2. “Sir,” I say, “there are people who kiss and love each other much. If there is love, why proove it?” He just remains silent with his head bowed down, and murmels for a long time. And only at noon, when the Sun hangs from the sky as a sword, he speaks with a voice which is white as a wrinkled paper. “A great trouble”, he says, “will come out of it. People that does not stop singing is miserable, poor and hungry.”

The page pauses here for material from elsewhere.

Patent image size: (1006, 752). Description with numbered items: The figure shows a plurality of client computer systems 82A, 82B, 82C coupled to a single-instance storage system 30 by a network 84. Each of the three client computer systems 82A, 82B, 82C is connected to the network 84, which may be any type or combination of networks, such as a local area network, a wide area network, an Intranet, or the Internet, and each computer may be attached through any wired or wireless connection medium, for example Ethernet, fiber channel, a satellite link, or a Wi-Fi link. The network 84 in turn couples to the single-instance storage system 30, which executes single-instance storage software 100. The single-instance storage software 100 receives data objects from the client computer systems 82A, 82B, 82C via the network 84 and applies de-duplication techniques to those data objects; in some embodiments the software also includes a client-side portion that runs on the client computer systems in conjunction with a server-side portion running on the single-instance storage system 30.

3. “Sir,” I say, “I saw a man who jumps over amazing heights. How does he do that, he’s not stronger than others, he doesn’t run faster than the others, nor is he more artful, nor more cunning?” “That man,” the wiseman says, “runs-up as if he’s going to jump over the clouds. Therefore, he doesn’t notice that which is under his feet. Man should jump over the clouds. Man should have only the greatest wish, and all other will be fulfilled.”
4. „Sir,“ I say, „a friend of mine dug up a stone from the garden. He presented it to a sculptor to make a sculpture out of it. It was an ordinary stone, but if you turn it towards the light, the whole world reflected in it. And the sculptor rejected it.” Wiseman says: “He had to reject it, because he did not find it by himself.”

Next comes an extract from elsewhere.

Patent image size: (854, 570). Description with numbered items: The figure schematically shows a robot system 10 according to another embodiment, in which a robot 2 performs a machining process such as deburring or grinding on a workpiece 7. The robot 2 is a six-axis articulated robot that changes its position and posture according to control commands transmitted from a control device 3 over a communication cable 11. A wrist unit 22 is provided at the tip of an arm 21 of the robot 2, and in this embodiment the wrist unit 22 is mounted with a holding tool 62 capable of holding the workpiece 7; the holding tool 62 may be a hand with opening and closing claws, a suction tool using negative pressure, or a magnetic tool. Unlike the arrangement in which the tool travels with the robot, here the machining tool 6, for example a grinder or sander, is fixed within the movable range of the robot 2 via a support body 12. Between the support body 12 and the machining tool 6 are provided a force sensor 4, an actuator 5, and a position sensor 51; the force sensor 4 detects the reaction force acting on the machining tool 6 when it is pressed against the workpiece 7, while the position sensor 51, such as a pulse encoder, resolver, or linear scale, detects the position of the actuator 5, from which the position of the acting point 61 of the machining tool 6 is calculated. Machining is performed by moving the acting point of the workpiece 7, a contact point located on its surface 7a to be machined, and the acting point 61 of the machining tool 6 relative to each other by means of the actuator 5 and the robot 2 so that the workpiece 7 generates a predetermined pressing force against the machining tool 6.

5. “Sir,” I ask, “how come my head, that fills spaces can be put in a cap?” “Caught, accidentally in the same line of years on this old planet,” he replies, “we continue each other, like the branch continues a branch, and yet it lives it’s life turned towards other end of the world, towards it’s own storms and sights. That’s why your head is an eggsyolk of a still undiscovered Sun. That’s why it can be put in a shell, for now.”

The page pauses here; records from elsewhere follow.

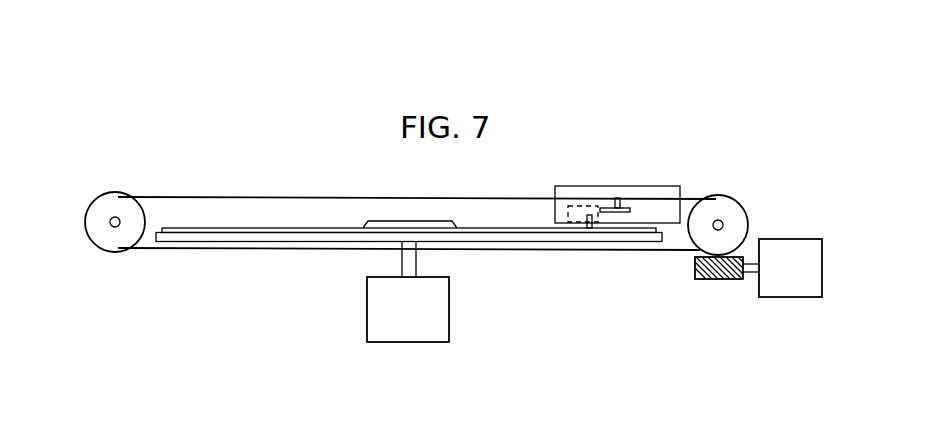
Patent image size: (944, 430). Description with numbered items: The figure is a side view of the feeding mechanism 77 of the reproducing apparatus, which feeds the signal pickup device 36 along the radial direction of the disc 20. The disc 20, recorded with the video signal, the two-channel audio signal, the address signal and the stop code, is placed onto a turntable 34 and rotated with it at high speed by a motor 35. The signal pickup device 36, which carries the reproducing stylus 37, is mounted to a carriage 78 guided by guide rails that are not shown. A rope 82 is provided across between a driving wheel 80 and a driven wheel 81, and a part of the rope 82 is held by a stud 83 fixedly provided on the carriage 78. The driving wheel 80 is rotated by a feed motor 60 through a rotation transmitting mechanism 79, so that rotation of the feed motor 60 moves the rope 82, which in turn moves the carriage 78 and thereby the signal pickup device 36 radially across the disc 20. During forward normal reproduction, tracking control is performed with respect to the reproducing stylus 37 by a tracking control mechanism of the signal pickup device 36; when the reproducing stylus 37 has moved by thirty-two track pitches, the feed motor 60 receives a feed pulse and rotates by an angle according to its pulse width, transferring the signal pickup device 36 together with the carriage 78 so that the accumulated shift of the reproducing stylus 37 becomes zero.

The disc 20 is at (276, 228).
The turntable 34 is at (287, 242).
The motor 35 is at (445, 311).
The signal pickup device 36 is at (580, 207).
The reproducing stylus 37 is at (592, 228).
The feed motor 60 is at (785, 297).
The feeding mechanism 77 is at (733, 196).
The carriage 78 is at (647, 186).
The rotation transmitting mechanism 79 is at (725, 281).
The driving wheel 80 is at (746, 217).
The driven wheel 81 is at (117, 190).
The rope 82 is at (330, 197).
The stud 83 is at (617, 198).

6. “Sir,” I say, “I have an incredible strength. I can command ships, because I conquered them. I can build skyscrapers, because I conquered concrete and steel. I can dig mountains and change the face of continents. But, when I take small pebbles in my hand, no matter how hard I squeaze it, I’m never able to break it. How come?” “Great minds,” he says, “were in the beginning ignorant, just as the river was a spring, or a typhoon – silence. History’s greatest bastards were harmless little chubs. The Himalaya was steam. Something hard and round, like the statues of Babylon, was in it’s volcanic origin shapeless and soft. That’s why the pebbles is, actually, one great mountain, peeled of nudity of it’s beautiful and incredibly dense heart.” He digs in the sand, uses finger to pull out an embryo of Kilimanjaro; I put a regular crystal grain on my back, but the weight bears me down.
7. “Sir,” I say to him, “I saw a painter who goes through the canvas like through the light. He paints water and swims. How come? He paints the Alps and climbs. He paints distance and gets lost.” Wiseman says nothing. In the dusk, I see him becoming one with the greyness, fades away and disappears. I leave with my thoughts, when I notice something strange: there are no footsteps behind me, as if I never walked this road. As if I only wished for it in my dreams. And – made up.